1. ## points in proof of homogeneous DE

I have a question about the proof of this elementary DE, the calculations are easy
$\frac{dy}{dt}+a(t)y=0\rightarrow \left | y(t)\right|=exp(-\int a(t)dt+ca)\rightarrow |cexp(-\int a(t)dt)|=c$
-not sure if you can add the integral into the absolute value
$y(t)exp(\int a(t)dt)$ is a continuous function of time
-I'm not sure how this is assumed to be continuous in time?
If the absolute value of a function g(t) is constant then g must be constant,
Proof:
If g isn't constant there exists t1,t2 for which g(t1)=c, g(t2)=-c. By the intermediate value theorem g must achieve all values between -c and +c which is impossible if |g(t)|=c
-but if g(t)=x or d then why does it necessarily equal c and -c

2. ## Re: points in proof of homogeneous DE

I misposted the equation it should read
$\frac{dy}{dt}+a(t)y=0\rightarrow \left | y(t)\right|=exp(-\int a(t)dt+c)\rightarrow |y(t)exp(-\int a(t)dt)|=c$

3. ## Re: points in proof of homogeneous DE

-I'm not sure how this is assumed to be continuous in time?
You are given that dy/dt exists, y is differentiable so continuous. Any integral is continuous, the exponential of a continuous function is continuous, and the product of two continuous functions is continuous. That's why $y(t)exp(\int a(t)dt)$ is continuous.

If the absolute value of a function g(t) is constant then g must be constant
No, that's not true.
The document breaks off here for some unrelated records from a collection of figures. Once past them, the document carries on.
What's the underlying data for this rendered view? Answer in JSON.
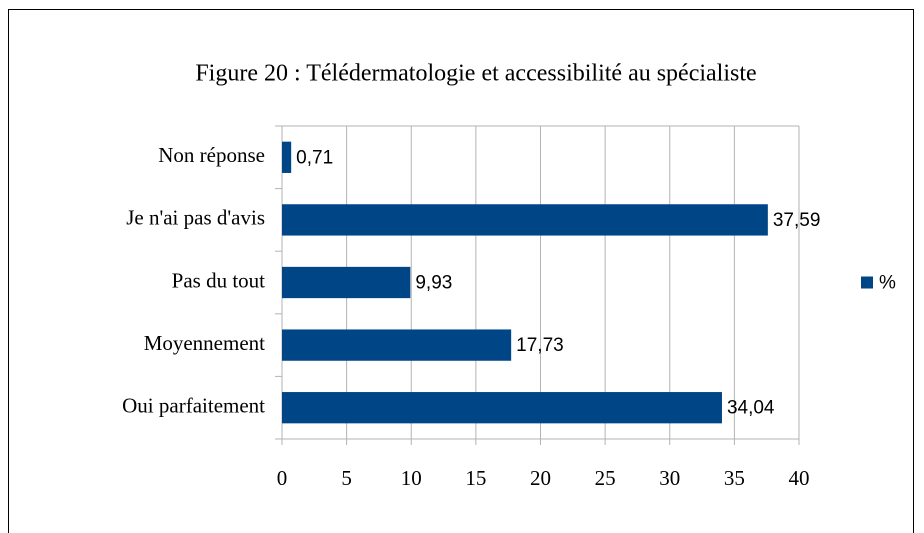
{
  "chart_data": {
    "type": "barh",
    "title": "Figure 20 : Télédermatologie et accessibilité au spécialiste",
    "categories": [
      "Non réponse",
      "Je n'ai pas d'avis",
      "Pas du tout",
      "Moyennement",
      "Oui parfaitement"
    ],
    "series": [
      {
        "name": "%",
        "color": "#004586",
        "values": [
          0.71,
          37.59,
          9.93,
          17.73,
          34.04
        ],
        "value_labels": [
          "0,71",
          "37,59",
          "9,93",
          "17,73",
          "34,04"
        ]
      }
    ],
    "xlim": [
      0,
      40
    ],
    "xticks": [
      0,
      5,
      10,
      15,
      20,
      25,
      30,
      35,
      40
    ],
    "grid": true,
    "legend": "right"
  }
}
The absolute value of "g(t)= 1 if t is rational, g(t)= -1 if t is irrational" is the constant 1.

If g isn't constant there exists t1,t2 for which g(t1)=c, g(t2)=-c.
Again, no. The function g(x)= 1 if x is rational, 2 if x is irrational has NO pair t1 and t2 such that g(t1)= c, g(t2)= -c.

By the intermediate value theorem g must achieve all values between -c and +c which is impossible if |g(t)|=c
-but if g(t)=x or d then why does it necessarily equal c and -c
Are you assuming that g is continuous? You didn't say that.

It is true that if the absolute value of a continuous function is constant, then the function is constant.
(But "If g isn't constant there exists t1,t2 for which g(t1)=c, g(t2)=-c." is not necessarily true even for continuous functions.)

4. ## Re: points in proof of homogeneous DE

then this is an error in the Braun Springer text in the early chapters. I looked at this a LONG time but instantly thought how can he come up with g(t1)=c, g(t2)=-c from assuming g isn't constant. is this a really bad book? it covers a lot of nice applications and has some interesting problems

it bothered me so much I drank a beer and vomited. how can there be an error in this text????

5. ## Re: points in proof of homogeneous DE

I mean you have a transcendental like y=sin(x)+1 and no value of y(t)=-c

6. ## Re: points in proof of homogeneous DE

what is Braun saying here in the early chapters?